Dec 03, 2005 03:21
i have no right to feel jealousy against this girl
because i know that this is a part of her life.
and though only recently i became a part of it
i cant help feeling the way i do.
i try to tell myself to not get emotionally invested,
but it doesnt work.
i still cant help liking her.
there are reasons for that.
shes the first girl in a while who ive ever just chilled with.

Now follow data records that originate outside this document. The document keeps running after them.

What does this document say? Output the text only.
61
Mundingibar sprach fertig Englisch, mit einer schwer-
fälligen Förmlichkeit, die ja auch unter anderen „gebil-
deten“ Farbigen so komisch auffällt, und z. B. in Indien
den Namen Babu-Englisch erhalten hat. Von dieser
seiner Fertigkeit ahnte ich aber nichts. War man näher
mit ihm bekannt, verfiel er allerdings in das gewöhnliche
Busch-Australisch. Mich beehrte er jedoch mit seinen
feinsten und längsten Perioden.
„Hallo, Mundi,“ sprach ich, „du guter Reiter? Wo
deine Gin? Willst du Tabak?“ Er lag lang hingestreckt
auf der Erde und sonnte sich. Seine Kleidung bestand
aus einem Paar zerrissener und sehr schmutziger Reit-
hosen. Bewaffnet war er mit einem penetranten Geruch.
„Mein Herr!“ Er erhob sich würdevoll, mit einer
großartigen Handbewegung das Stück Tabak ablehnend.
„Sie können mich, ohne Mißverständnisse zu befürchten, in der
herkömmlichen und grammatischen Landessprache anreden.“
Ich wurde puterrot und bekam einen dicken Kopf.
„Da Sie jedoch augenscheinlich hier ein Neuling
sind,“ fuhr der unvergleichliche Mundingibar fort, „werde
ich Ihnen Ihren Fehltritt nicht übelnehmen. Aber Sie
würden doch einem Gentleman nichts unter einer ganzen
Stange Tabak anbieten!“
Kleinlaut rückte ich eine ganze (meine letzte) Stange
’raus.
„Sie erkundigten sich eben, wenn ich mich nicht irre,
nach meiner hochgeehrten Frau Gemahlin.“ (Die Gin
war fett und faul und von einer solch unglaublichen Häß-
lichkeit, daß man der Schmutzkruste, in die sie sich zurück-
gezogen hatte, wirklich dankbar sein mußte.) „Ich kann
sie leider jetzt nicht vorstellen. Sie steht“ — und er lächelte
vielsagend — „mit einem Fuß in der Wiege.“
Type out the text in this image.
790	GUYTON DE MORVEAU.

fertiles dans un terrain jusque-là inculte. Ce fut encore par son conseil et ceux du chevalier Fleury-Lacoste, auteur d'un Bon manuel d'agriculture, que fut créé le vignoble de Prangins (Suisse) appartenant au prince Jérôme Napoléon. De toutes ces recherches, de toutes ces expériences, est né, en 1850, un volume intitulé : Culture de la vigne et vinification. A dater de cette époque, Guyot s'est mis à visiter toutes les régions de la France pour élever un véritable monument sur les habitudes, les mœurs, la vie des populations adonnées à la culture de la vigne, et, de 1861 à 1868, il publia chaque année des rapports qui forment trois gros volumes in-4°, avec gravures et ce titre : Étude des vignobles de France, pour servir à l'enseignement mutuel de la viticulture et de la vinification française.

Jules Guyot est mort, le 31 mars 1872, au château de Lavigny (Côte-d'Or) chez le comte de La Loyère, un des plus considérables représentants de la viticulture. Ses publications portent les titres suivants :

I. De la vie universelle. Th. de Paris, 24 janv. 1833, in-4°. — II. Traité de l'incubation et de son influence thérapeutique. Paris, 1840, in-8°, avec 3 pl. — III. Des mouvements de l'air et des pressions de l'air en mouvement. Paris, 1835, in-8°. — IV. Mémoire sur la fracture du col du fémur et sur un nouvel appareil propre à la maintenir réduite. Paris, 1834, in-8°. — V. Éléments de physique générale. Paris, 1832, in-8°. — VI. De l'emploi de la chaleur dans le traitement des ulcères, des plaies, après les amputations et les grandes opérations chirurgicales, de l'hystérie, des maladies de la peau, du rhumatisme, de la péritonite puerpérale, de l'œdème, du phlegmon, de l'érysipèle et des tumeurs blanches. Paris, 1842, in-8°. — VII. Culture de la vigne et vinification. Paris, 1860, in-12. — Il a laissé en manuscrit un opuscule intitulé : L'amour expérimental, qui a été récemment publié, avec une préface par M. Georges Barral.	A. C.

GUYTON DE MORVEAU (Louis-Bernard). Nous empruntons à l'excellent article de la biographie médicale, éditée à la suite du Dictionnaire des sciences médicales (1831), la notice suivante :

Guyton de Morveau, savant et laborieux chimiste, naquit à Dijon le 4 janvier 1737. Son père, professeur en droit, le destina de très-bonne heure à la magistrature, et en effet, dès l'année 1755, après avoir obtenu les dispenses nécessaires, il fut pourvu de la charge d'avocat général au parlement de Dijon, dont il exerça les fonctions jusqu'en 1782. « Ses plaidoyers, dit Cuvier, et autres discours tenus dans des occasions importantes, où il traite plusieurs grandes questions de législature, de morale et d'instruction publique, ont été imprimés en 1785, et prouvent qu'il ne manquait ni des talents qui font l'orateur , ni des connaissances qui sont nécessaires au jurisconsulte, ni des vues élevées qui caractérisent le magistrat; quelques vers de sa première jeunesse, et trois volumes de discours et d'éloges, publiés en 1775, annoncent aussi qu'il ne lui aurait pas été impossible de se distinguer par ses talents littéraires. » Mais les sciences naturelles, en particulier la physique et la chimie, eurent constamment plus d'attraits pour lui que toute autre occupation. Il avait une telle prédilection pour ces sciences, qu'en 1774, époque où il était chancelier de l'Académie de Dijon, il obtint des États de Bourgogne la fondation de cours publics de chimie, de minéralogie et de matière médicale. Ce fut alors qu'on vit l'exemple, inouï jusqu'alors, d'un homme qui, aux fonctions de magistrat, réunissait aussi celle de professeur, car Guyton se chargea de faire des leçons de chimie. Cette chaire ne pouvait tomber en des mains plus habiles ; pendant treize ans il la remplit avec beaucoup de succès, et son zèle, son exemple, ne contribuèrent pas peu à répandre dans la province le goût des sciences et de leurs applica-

shes the first girl in a while who i get tounge tied aroud.
shes the first girl in a while who is within my reach.
but shes not the first girl to make me question myself.
its the begining of the worst month of the year for me.
i know the bitnerness that grows out of affection and christmas joy too well.
and i dont want to have to experience it again.
but if i avoid it, than what kind of life will i be living.
i dont want to run away or hold back
because things seem dismal.
but i dont want to brood and be selfish
not during the season of giving.
meybe i lied and i am expecting something from her,
or meybe im just expecting too much of myself.
meybe its the hopes that i had of her before,
or meybe im getting caught up with my rediculous obsession with love.
in my dream world of romanticism i am the "pennyless writer."
and shes the much saught after cortesan
i somehow show her a world she never knew she could be a part of
and we our love lasts forever.
a little much i know, but in reality, i am the bboy living paycheck to paycheck
and shes the much saught after fashion merchandising major.
i somehow releive her of the burdens that only i can clearly see,
and she and i share times that will never be forgotten.
i realize i cant persue her with expectations.
and i cant set my hopes too high.
but with a little bit of work, and a little bit of luck.
that meybe something nice can happen.